1. Most obviously, they are the first generation to never know life without the Internet and social media. As Generation Z arguably begins in the mid-1990s — the earliest estimation is approximately around 1995 — and the blow-up of mobile devices and social media began in the early 2000s, this generation has never experienced a world where technology wasn’t ever-present and all-encompassing, research was done using a card catalog and papers were handwritten, or people waited for a parent to hang up the phone before they could use it to call a friend. We hardly recall those times now they are so far behind us, but never having experienced them certainly molds a unique perspective.
2. At present, their sense of style is a lot more simplistic than that of Millennials. If Millennials are the generation of layering, Centennials are the generation of basics. Check out Brandy Melville — or literally any Centennial Instagram account — for evidence of this hypothesis. Millennials embrace the classic wardrobes of generations past, especially our affinity for timeless and antiquated fashion and sophistication (see: Anthropologie and Banana Republic). And while this isn’t entirely untrue for Centennials, there is a strong inclination toward the simpler styles of the early 1990s and the grunge period.
Certainly, not all Millennials are well-dressed, but even the grungiest among us feel some pressure to conform to societal notions of event-appropriate fashion. For Centennials, basics get the job done. They’re accustomed to a much less formal upbringing, what with the prevalence of Millennial upstart companies and the like, that they value practicality above formality. It is not uncommon to see a Centennial sport a dress with sneakers, and in five-to-ten years this will probably work for everyone.
3. They are a lot less judgmental. This is generally speaking, of course, but culturally, Centennials have not had years to internally debate morally liberalistic versus authoritarian views, such as gay marriage, the existence of transsexuals, and female bodily autonomy, so there is a lot less debate on these issues amongst this generation. These realities are simply accepted, just as Millennials accepted racial equality with greater ease than generations before.
4. Furthermore, they are slightly more serious than Millennials. This is, after all, the generation who only know a post-9/11 America, who see school shootings in the media on the regular, and who probably have a much harder time cutting class than we did, especially with the relatively recent security measures that exist to protect them. It seems this is manifesting in the form of pragmatism. They still like to have fun, but they’re less dreamy than their Millennial predecessors.

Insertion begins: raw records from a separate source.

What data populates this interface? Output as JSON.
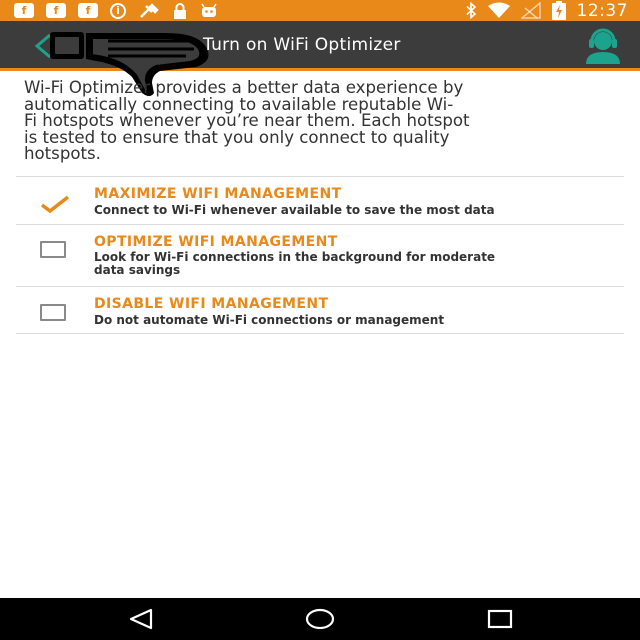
{
  "status_bar": {
    "time": "12:37",
    "left_icons": [
      "facebook-icon",
      "facebook-icon",
      "facebook-icon",
      "info-icon",
      "tools-icon",
      "lock-icon",
      "android-icon"
    ],
    "right_icons": [
      "bluetooth-icon",
      "wifi-icon",
      "no-signal-icon",
      "battery-charging-icon"
    ]
  },
  "app_bar": {
    "title": "Turn on WiFi Optimizer",
    "back_icon": "chevron-left-icon",
    "action_icon": "support-agent-icon"
  },
  "intro_text": "Wi-Fi Optimizer provides a better data experience by automatically connecting to available reputable Wi-Fi hotspots whenever you’re near them. Each hotspot is tested to ensure that you only connect to quality hotspots.",
  "intro_lines": [
    "Wi-Fi Optimizer provides a better data experience by",
    "automatically connecting to available reputable Wi-",
    "Fi hotspots whenever you’re near them. Each hotspot",
    "is tested to ensure that you only connect to quality",
    "hotspots."
  ],
  "options": [
    {
      "title": "MAXIMIZE WIFI MANAGEMENT",
      "description": "Connect to Wi-Fi whenever available to save the most data",
      "selected": true
    },
    {
      "title": "OPTIMIZE WIFI MANAGEMENT",
      "description_lines": [
        "Look for Wi-Fi connections in the background for moderate",
        "data savings"
      ],
      "selected": false
    },
    {
      "title": "DISABLE WIFI MANAGEMENT",
      "description": "Do not automate Wi-Fi connections or management",
      "selected": false
    }
  ],
  "nav_bar": {
    "icons": [
      "back-triangle-icon",
      "home-circle-icon",
      "recents-square-icon"
    ]
  },
  "colors": {
    "accent": "#e8891a",
    "app_bar": "#3c3c3c",
    "teal": "#1ba38e",
    "nav_bar": "#000000"
  }
}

5. As we can all attest, they have very short attention spans. Another result of the Internet is that Generation Z gains and loses focus with great ease. They are accustomed from birth to sensory overload, so naturally, the amount of time they require to filter through information is substantially decreased. This is both beneficial and detrimental, but it certainly contrasts the status quo. Millennials are the generation of overwhelming possibilities, whereas Centennials possess a keen and sharp ability to decide.
Are these the tell-tale marks of a Centennial? Perhaps, and honestly, it sounds like a breath of fresh air to this Millennial. I say, bring ‘em on!